Finding Natural Numbers n Satisfying a Congruence

[hadi amiri 4]

fin all natural numbers n that $$n\sigma (n) \equiv 2(mod\varphi(n))$$

 

[dodo]

This is true for all primes, since n(n+1)-2 = (n+2)(n-1). The interesting part is, which non-primes are also in the list.
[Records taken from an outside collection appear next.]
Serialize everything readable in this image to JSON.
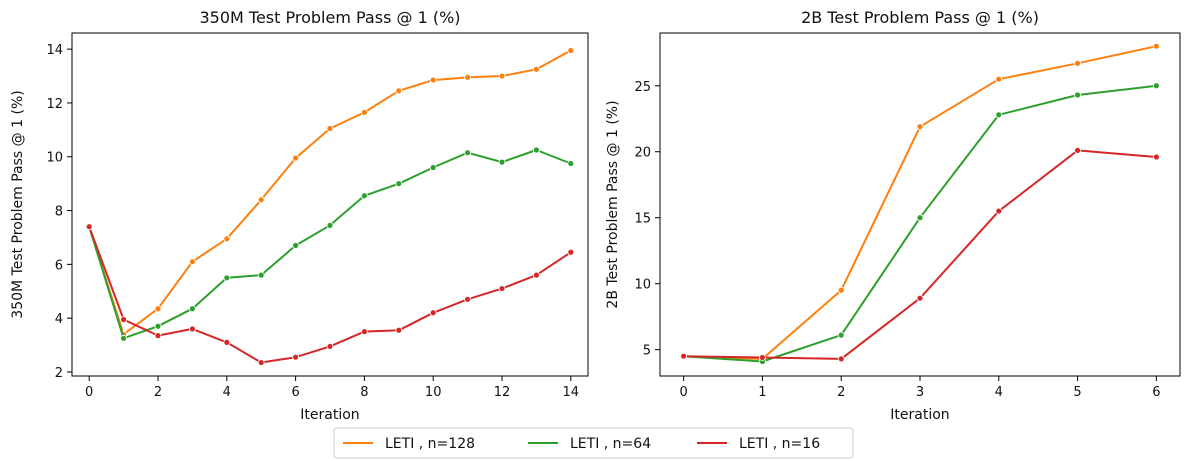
{
  "chart_data": [
    {
      "type": "line",
      "title": "350M Test Problem Pass @ 1 (%)",
      "xlabel": "Iteration",
      "ylabel": "350M Test Problem Pass @ 1 (%)",
      "xlim": [
        -0.5,
        14.5
      ],
      "ylim": [
        1.85,
        14.6
      ],
      "xticks": [
        0,
        2,
        4,
        6,
        8,
        10,
        12,
        14
      ],
      "yticks": [
        2,
        4,
        6,
        8,
        10,
        12,
        14
      ],
      "grid": false,
      "series": [
        {
          "name": "LETI , n=128",
          "color": "#ff7f0e",
          "x": [
            0,
            1,
            2,
            3,
            4,
            5,
            6,
            7,
            8,
            9,
            10,
            11,
            12,
            13,
            14
          ],
          "y": [
            7.4,
            3.4,
            4.35,
            6.1,
            6.95,
            8.4,
            9.95,
            11.05,
            11.65,
            12.45,
            12.85,
            12.95,
            13.0,
            13.25,
            13.95
          ]
        },
        {
          "name": "LETI , n=64",
          "color": "#2ca02c",
          "x": [
            0,
            1,
            2,
            3,
            4,
            5,
            6,
            7,
            8,
            9,
            10,
            11,
            12,
            13,
            14
          ],
          "y": [
            7.4,
            3.25,
            3.7,
            4.35,
            5.5,
            5.6,
            6.7,
            7.45,
            8.55,
            9.0,
            9.6,
            10.15,
            9.8,
            10.25,
            9.75
          ]
        },
        {
          "name": "LETI , n=16",
          "color": "#d62728",
          "x": [
            0,
            1,
            2,
            3,
            4,
            5,
            6,
            7,
            8,
            9,
            10,
            11,
            12,
            13,
            14
          ],
          "y": [
            7.4,
            3.95,
            3.35,
            3.6,
            3.1,
            2.35,
            2.55,
            2.95,
            3.5,
            3.55,
            4.2,
            4.7,
            5.1,
            5.6,
            6.45
          ]
        }
      ]
    },
    {
      "type": "line",
      "title": "2B Test Problem Pass @ 1 (%)",
      "xlabel": "Iteration",
      "ylabel": "2B Test Problem Pass @ 1 (%)",
      "xlim": [
        -0.3,
        6.3
      ],
      "ylim": [
        3.0,
        29.0
      ],
      "xticks": [
        0,
        1,
        2,
        3,
        4,
        5,
        6
      ],
      "yticks": [
        5,
        10,
        15,
        20,
        25
      ],
      "grid": false,
      "series": [
        {
          "name": "LETI , n=128",
          "color": "#ff7f0e",
          "x": [
            0,
            1,
            2,
            3,
            4,
            5,
            6
          ],
          "y": [
            4.5,
            4.3,
            9.5,
            21.9,
            25.5,
            26.7,
            28.0
          ]
        },
        {
          "name": "LETI , n=64",
          "color": "#2ca02c",
          "x": [
            0,
            1,
            2,
            3,
            4,
            5,
            6
          ],
          "y": [
            4.5,
            4.1,
            6.1,
            15.0,
            22.8,
            24.3,
            25.0
          ]
        },
        {
          "name": "LETI , n=16",
          "color": "#d62728",
          "x": [
            0,
            1,
            2,
            3,
            4,
            5,
            6
          ],
          "y": [
            4.5,
            4.4,
            4.3,
            8.9,
            15.5,
            20.1,
            19.6
          ]
        }
      ]
    }
  ],
  "legend": {
    "placement": "bottom-center",
    "entries": [
      {
        "label": "LETI , n=128",
        "color": "#ff7f0e"
      },
      {
        "label": "LETI , n=64",
        "color": "#2ca02c"
      },
      {
        "label": "LETI , n=16",
        "color": "#d62728"
      }
    ]
  }
}
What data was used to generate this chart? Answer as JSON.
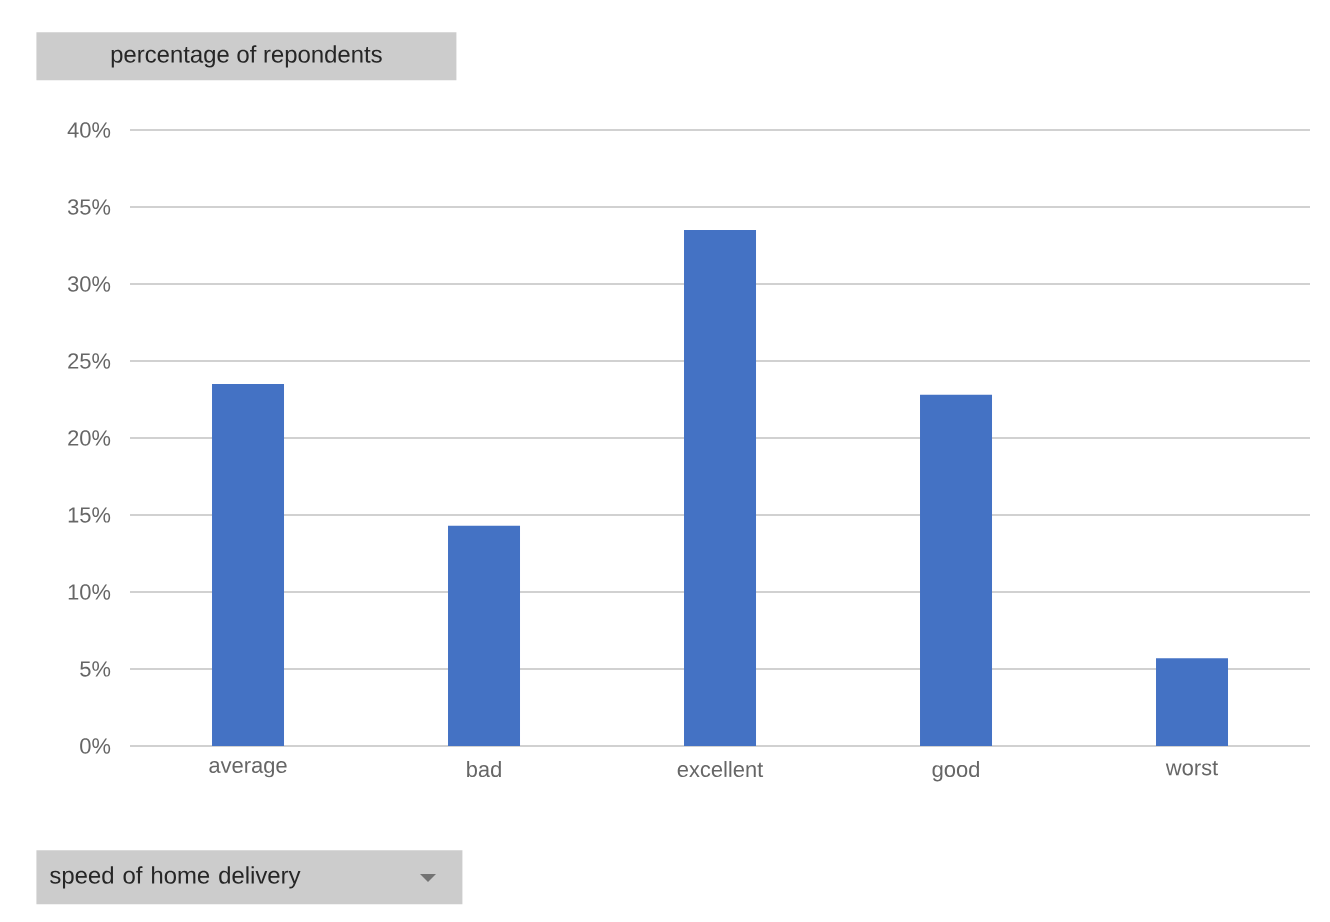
{
  "chart_data": {
    "type": "bar",
    "ylabel": "percentage of repondents",
    "xlabel": "speed of home delivery",
    "categories": [
      "average",
      "bad",
      "excellent",
      "good",
      "worst"
    ],
    "values": [
      23.5,
      14.3,
      33.5,
      22.8,
      5.7
    ],
    "color": "#4472c4",
    "ylim": [
      0,
      40
    ],
    "yticks": [
      {
        "value": 0,
        "label": "0%"
      },
      {
        "value": 5,
        "label": "5%"
      },
      {
        "value": 10,
        "label": "10%"
      },
      {
        "value": 15,
        "label": "15%"
      },
      {
        "value": 20,
        "label": "20%"
      },
      {
        "value": 25,
        "label": "25%"
      },
      {
        "value": 30,
        "label": "30%"
      },
      {
        "value": 35,
        "label": "35%"
      },
      {
        "value": 40,
        "label": "40%"
      }
    ],
    "grid": "y"
  }
}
Edit: under one million, only 1,4,6,22 comply. Hmmm.

 

[hamster143]

4 and 6 do not comply:

4: n sigma(n) = 4*7 = 28, phi = 2
6: n sigma(n) = 6*12 = 72, phi = 2

 

[dodo]

I understood the condition as "both n . sigma(n) and 2 having the same residue modulo phi(n)", and not as "the residue of n . sigma(n) modulo phi(n) is 2".

 

[hamster143]

Good point.

Either way, no other solutions for n up to 10^8.

 

[hamster143]

Okay, here's the condensed proof.

First we need a lemma. If a == b (mod c) and b!=0, then |b| >= gcd(a,c). Specifically, if a == 2 (mod c), then a and c have no common factors greater than 2.
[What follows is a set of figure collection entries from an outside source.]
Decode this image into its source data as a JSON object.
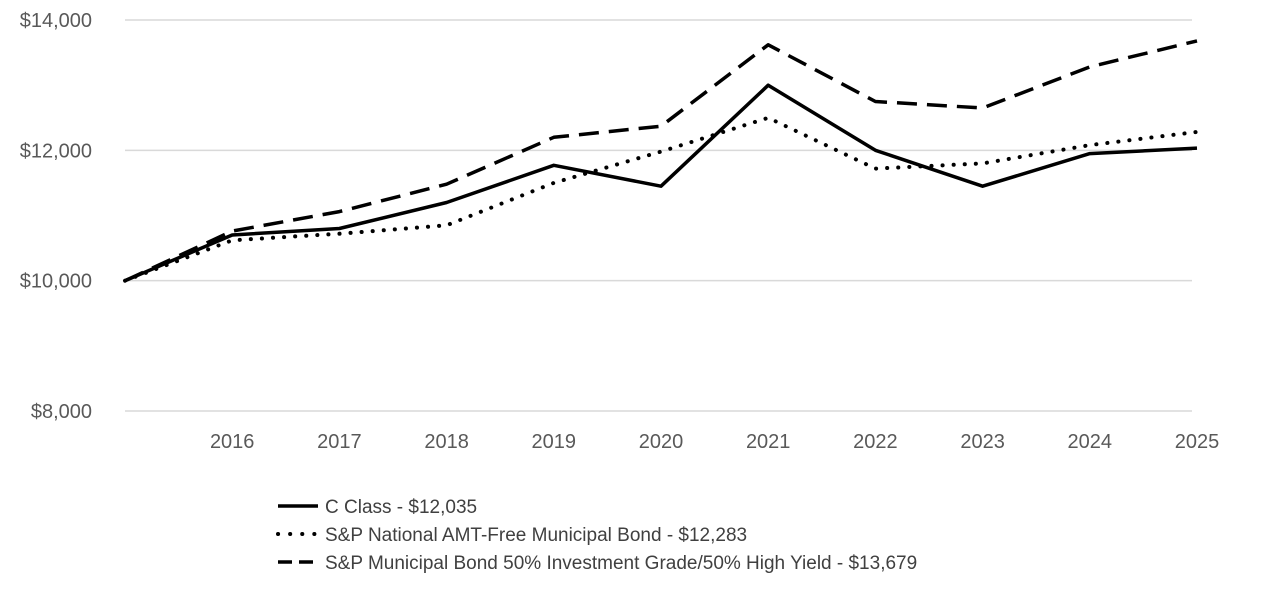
{
  "chart_data": {
    "type": "line",
    "title": "",
    "xlabel": "",
    "ylabel": "",
    "x": [
      2015,
      2016,
      2017,
      2018,
      2019,
      2020,
      2021,
      2022,
      2023,
      2024,
      2025
    ],
    "x_tick_labels": [
      "2016",
      "2017",
      "2018",
      "2019",
      "2020",
      "2021",
      "2022",
      "2023",
      "2024",
      "2025"
    ],
    "y_tick_values": [
      8000,
      10000,
      12000,
      14000
    ],
    "y_tick_labels": [
      "$8,000",
      "$10,000",
      "$12,000",
      "$14,000"
    ],
    "ylim": [
      8000,
      14000
    ],
    "grid": true,
    "legend_position": "bottom",
    "series": [
      {
        "name": "C Class - $12,035",
        "style": "solid",
        "color": "#000000",
        "values": [
          10000,
          10700,
          10800,
          11200,
          11770,
          11450,
          13000,
          12000,
          11450,
          11950,
          12035
        ]
      },
      {
        "name": "S&P National AMT-Free Municipal Bond - $12,283",
        "style": "dotted",
        "color": "#000000",
        "values": [
          10000,
          10620,
          10720,
          10850,
          11500,
          11980,
          12500,
          11720,
          11800,
          12080,
          12283
        ]
      },
      {
        "name": "S&P Municipal Bond 50% Investment Grade/50% High Yield - $13,679",
        "style": "dashed",
        "color": "#000000",
        "values": [
          10000,
          10760,
          11060,
          11480,
          12200,
          12370,
          13620,
          12750,
          12650,
          13280,
          13679
        ]
      }
    ],
    "colors": {
      "grid": "#d9d9d9",
      "tick_text": "#595959",
      "legend_text": "#404040"
    }
  }
}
Factorize n and plug in the expressions for phi and sigma in terms of prime factors into the equation.

If any prime p>2 is present in the factorization more than once, LHS is a multiple of p and RHS is a multiple of p: no solution.
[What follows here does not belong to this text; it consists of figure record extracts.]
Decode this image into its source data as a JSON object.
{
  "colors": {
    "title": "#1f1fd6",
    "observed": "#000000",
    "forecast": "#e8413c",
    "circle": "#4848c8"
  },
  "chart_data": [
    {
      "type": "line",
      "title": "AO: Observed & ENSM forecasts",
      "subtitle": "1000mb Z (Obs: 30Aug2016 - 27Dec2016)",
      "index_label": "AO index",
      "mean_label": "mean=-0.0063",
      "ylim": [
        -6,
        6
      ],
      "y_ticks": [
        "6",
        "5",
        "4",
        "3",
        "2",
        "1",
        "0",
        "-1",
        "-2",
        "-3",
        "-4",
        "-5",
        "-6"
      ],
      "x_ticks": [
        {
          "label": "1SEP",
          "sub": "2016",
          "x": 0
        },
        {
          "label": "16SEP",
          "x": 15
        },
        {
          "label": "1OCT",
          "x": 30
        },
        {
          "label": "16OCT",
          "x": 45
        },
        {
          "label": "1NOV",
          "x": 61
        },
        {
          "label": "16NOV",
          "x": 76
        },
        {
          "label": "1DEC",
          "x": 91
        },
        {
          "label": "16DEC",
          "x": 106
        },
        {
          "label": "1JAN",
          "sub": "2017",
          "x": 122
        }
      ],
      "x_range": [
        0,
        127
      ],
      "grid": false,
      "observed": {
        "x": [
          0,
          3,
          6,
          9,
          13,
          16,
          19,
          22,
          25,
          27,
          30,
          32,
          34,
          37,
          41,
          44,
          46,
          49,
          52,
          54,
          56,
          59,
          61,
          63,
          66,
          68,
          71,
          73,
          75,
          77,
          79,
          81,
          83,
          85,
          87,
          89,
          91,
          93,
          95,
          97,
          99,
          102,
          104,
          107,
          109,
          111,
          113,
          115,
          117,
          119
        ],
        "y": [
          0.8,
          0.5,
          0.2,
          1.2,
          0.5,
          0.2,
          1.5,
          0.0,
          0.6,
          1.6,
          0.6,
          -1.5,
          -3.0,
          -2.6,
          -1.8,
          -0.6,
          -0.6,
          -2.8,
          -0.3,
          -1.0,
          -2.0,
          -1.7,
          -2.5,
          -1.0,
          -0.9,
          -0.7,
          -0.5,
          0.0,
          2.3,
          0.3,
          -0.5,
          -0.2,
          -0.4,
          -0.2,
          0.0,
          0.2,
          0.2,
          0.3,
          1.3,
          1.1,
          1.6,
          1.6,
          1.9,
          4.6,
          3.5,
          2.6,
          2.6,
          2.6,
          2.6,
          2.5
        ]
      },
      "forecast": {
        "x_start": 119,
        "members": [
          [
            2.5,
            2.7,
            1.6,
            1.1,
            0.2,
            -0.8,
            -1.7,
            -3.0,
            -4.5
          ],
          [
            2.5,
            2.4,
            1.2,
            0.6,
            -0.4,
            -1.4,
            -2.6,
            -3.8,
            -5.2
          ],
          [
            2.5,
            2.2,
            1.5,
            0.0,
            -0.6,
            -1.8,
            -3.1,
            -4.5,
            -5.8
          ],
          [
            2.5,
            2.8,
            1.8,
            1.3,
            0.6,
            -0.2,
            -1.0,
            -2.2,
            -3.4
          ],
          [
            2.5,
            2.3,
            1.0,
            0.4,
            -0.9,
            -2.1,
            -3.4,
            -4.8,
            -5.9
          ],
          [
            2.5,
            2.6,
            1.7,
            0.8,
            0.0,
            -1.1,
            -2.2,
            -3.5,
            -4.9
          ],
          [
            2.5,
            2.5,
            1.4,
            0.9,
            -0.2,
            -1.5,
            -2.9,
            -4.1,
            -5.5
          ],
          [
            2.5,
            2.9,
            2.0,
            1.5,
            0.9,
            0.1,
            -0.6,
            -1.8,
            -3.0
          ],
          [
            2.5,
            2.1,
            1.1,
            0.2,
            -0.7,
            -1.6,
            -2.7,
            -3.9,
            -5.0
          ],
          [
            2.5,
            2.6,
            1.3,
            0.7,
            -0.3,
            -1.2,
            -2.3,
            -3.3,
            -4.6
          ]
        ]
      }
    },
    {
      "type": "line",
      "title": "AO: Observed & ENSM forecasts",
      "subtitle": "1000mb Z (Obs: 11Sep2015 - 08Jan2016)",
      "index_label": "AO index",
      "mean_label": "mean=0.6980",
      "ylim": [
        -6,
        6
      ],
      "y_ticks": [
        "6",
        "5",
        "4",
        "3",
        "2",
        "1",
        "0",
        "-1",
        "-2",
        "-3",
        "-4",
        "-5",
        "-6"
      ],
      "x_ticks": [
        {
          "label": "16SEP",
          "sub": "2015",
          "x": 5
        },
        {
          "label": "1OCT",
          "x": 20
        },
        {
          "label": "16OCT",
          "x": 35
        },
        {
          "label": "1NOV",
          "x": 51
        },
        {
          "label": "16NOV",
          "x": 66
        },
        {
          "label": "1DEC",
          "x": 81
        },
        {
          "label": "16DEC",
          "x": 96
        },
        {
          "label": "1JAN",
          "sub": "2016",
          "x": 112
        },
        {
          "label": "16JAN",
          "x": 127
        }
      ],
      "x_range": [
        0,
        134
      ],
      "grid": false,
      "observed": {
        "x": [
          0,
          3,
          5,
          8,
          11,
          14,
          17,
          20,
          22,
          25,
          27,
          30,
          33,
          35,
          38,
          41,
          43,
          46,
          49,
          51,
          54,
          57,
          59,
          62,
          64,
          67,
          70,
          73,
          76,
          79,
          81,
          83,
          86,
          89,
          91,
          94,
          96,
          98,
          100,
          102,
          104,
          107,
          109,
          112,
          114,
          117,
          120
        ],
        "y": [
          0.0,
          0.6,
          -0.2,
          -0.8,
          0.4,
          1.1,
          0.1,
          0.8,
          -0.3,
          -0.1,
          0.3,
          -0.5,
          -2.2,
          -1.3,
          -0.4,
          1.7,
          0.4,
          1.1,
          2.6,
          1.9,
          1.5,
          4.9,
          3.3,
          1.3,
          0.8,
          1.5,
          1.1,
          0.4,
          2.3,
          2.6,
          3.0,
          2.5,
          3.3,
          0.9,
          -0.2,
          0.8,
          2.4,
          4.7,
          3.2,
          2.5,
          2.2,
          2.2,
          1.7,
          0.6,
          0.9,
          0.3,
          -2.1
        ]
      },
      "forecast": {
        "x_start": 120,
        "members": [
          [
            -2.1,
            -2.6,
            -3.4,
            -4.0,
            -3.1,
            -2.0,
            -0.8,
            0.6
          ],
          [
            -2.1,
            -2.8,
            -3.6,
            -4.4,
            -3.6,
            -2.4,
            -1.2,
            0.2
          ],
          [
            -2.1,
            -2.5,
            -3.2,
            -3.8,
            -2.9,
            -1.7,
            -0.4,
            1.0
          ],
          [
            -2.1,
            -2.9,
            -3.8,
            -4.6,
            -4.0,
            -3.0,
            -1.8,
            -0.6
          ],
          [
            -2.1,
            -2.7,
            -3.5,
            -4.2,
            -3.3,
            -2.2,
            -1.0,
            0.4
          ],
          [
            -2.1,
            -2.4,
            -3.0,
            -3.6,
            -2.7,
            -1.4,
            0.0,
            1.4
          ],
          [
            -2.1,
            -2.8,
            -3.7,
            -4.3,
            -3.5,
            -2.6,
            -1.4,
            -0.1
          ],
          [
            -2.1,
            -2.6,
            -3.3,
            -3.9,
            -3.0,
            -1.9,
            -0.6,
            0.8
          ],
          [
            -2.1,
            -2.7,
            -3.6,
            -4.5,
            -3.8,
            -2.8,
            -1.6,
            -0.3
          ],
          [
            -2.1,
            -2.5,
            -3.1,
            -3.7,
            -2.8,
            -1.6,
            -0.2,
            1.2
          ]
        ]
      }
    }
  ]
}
If there's more than one prime p>2 in the factorization, or if n is a multiple of 8, LHS is a multiple of 4 and RHS is a multiple of 4: no solution.

That leaves us with three sets of possibilities, n=p, n=2p, n=4p, where p is a prime >2, and a fourth possibility n=4.

n=p always comply.

n=4p don't comply because LHS and RHS are multiples of 4.

n=2p comply iff n sigma(n) = 6p^2+6p == 2 (mod p-1)

which is the same as 10 == 0 (mod p-1) which is true for p=2, p=3 and p=11, yielding solutions n=4, n=6, n=22.